A Tencent spokesperson refused to comment when reached by TechNode on Wednesday.

Details: The report, published by University of Toronto’s Citizen Lab, claims that users who send images on the app help to populate a blacklist of sensitive photos that are categorized and given a unique “hash” fingerprint.

  • When a user sends an image, WeChat checks to see if an image’s fingerprint, which is the same for identical images and is easy to compute, has been included on a blacklist. If it has, the image is prevented from reaching the intended recipient, according to the researchers. The process is completed in realtime.
  • If the image is not on the blacklist, it is sent to the recipient. However, the image is then retroactively analyzed for sensitive content.
  • Text in a photo is analyzed using optical character recognition. The image’s likeness is also compared to others on the blacklist for so-called harmful content. This process takes a longer time to complete.
  • If unwanted content is found, the image’s fingerprint is added to the blacklist.
  • WeChat’s Newsfeed-like feature Moments and group chats are typically more heavily scrutinized that one-one-one conversations, the researchers found.
  • WeChat’s censorship is reactive to big news events, the researchers said, including the arrest of Huawei CFO Meng Wenzhou in Canada earlier this year, China-US trade tensions, and US elections.

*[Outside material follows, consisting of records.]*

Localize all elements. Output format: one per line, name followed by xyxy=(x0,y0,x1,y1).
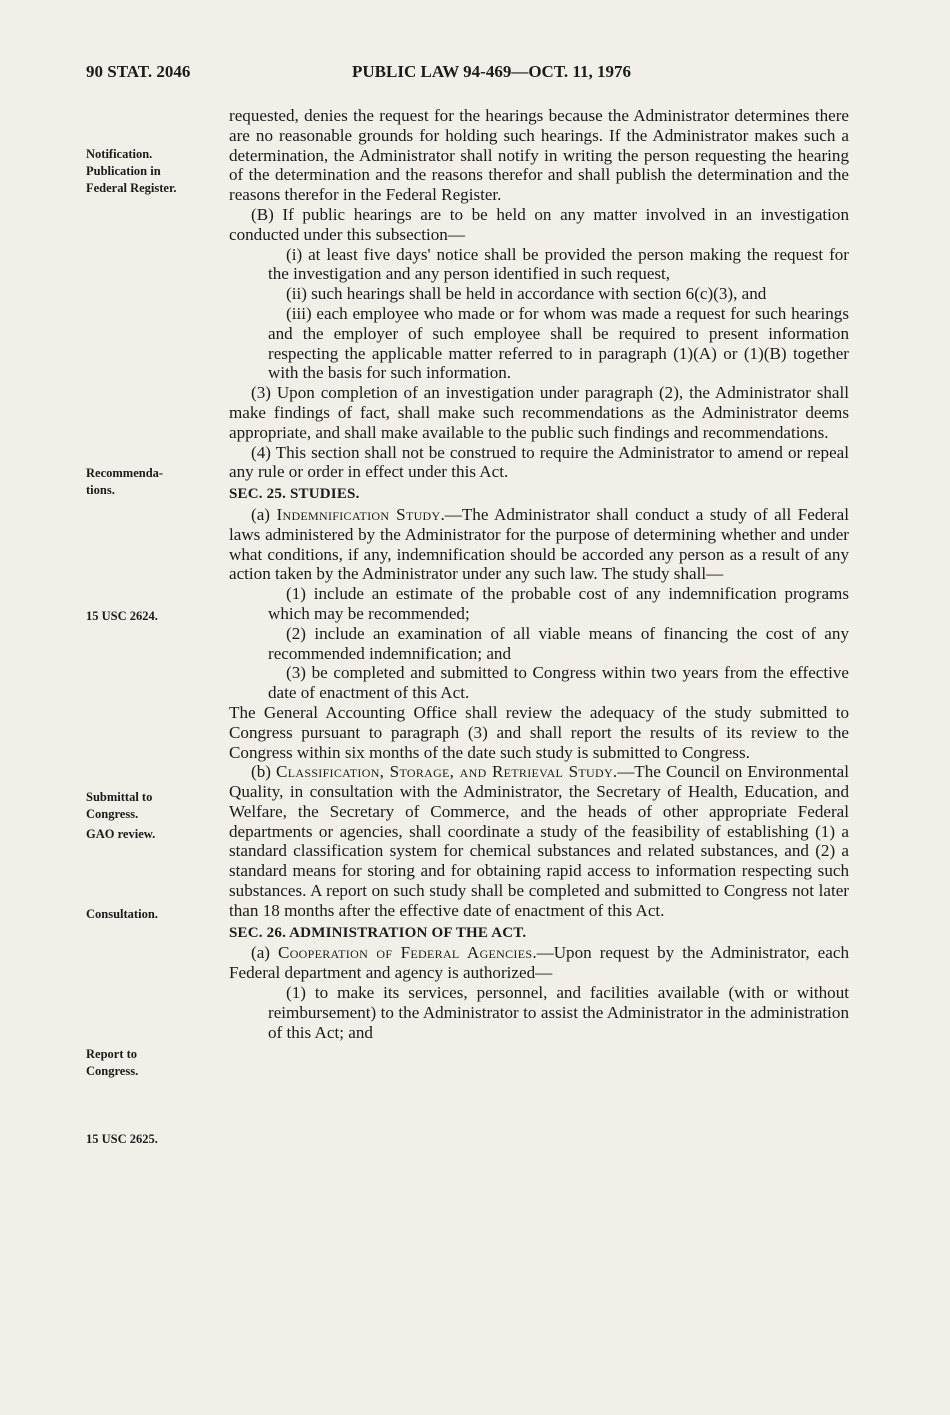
paragraph-4: (4) This section shall not be construed to require the Administrator to amend or repeal any rule or order in effect under this Act. xyxy=(229,442,849,482)
subsection-title: Classification, Storage, and Retrieval Study xyxy=(276,762,613,782)
margin-note-notification: Notification. Publication in Federal Register. xyxy=(86,147,177,195)
subsection-title: Indemnification Study xyxy=(276,504,441,524)
margin-note-consultation: Consultation. xyxy=(86,907,158,921)
margin-note-report: Report to Congress. xyxy=(86,1047,139,1078)
page-title: PUBLIC LAW 94-469—OCT. 11, 1976 xyxy=(352,62,631,81)
stat-page-number: 90 STAT. 2046 xyxy=(86,62,191,81)
study-item-1: (1) include an estimate of the probable cost of any indemnification programs which may be recommended; xyxy=(268,584,849,623)
subsection-title: Cooperation of Federal Agencies xyxy=(278,943,533,963)
section-25-a: (a) Indemnification Study.—The Administrator shall conduct a study of all Federal laws administered by the Administrator for the purpose of determining whether and under what conditions, if any, indemnification should be accorded any person as a result of any action taken by the Administrator under any such law. The study shall— xyxy=(229,504,850,584)
paragraph-3: (3) Upon completion of an investigation under paragraph (2), the Administrator shall make findings of fact, shall make such recommendations as the Administrator deems appropriate, and shall make available to the public such findings and recommendations. xyxy=(229,383,849,442)
margin-note-gao-review: GAO review. xyxy=(86,827,156,841)
item-iii: (iii) each employee who made or for whom was made a request for such hearings and the employer of such employee shall be required to present information respecting the applicable matter referred to in paragraph (1)(A) or (1)(B) together with the basis for such information. xyxy=(268,303,849,383)
section-25-b: (b) Classification, Storage, and Retrieval Study.—The Council on Environmental Quality, in consultation with the Administrator, the Secretary of Health, Education, and Welfare, the Secretary of Commerce, and the heads of other appropriate Federal departments or agencies, shall coordinate a study of the feasibility of establishing (1) a standard classification system for chemical substances and related substances, and (2) a standard means for storing and for obtaining rapid access to information respecting such substances. A report on such study shall be completed and submitted to Congress not later than 18 months after the effective date of enactment of this Act. xyxy=(229,762,849,920)
margin-note-recommendations: Recommenda- tions. xyxy=(86,466,164,497)
item-i: (i) at least five days' notice shall be provided the person making the request for the investigation and any person identified in such request, xyxy=(268,244,849,284)
gao-paragraph: The General Accounting Office shall review the adequacy of the study submitted to Congress pursuant to paragraph (3) and shall report the results of its review to the Congress within six months of the date such study is submitted to Congress. xyxy=(229,702,849,762)
item-ii: (ii) such hearings shall be held in accordance with section 6(c)(3), and xyxy=(286,284,767,304)
section-25-heading: SEC. 25. STUDIES. xyxy=(229,486,360,503)
margin-note-submittal: Submittal to Congress. xyxy=(86,790,153,821)
study-item-2: (2) include an examination of all viable means of financing the cost of any recommended indemnification; and xyxy=(268,623,849,663)
section-26-a: (a) Cooperation of Federal Agencies.—Upon request by the Administrator, each Federal department and agency is authorized— xyxy=(229,943,849,983)
margin-note-usc-2625: 15 USC 2625. xyxy=(86,1132,158,1146)
study-item-3: (3) be completed and submitted to Congress within two years from the effective date of enactment of this Act. xyxy=(268,663,849,703)
section-26-heading: SEC. 26. ADMINISTRATION OF THE ACT. xyxy=(229,924,527,941)
statute-body xyxy=(229,106,849,1042)
paragraph-b: (B) If public hearings are to be held on any matter involved in an investigation conducted under this subsection— xyxy=(229,204,849,244)
paragraph-intro: requested, denies the request for the hearings because the Administrator determines there are no reasonable grounds for holding such hearings. If the Administrator makes such a determination, the Administrator shall notify in writing the person requesting the hearing of the determination and the reasons therefor and shall publish the determination and the reasons therefor in the Federal Register. xyxy=(229,106,849,205)
cooperation-item-1: (1) to make its services, personnel, and facilities available (with or without reimbursement) to the Administrator to assist the Administrator in the administration of this Act; and xyxy=(268,983,849,1042)
margin-note-usc-2624: 15 USC 2624. xyxy=(86,609,158,623)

Context: Regulator-imposed cleanup campaigns of the Chinese internet have become more frequent and far-reaching in recent years. Companies that do not comply are held liable through suspensions of their operations and fines.

  • Late last year, WeChat pledged to strengthen its censorship mechanisms in order to crack down on pornographic and vulgar content on social media accounts.
  • The move formed part of a campaign spearheaded by the National Office Against Pornographic and Illegal Publications, which began in April 2018.
  • Administrator of group chats can be held responsible for the content shared in the groups they operate.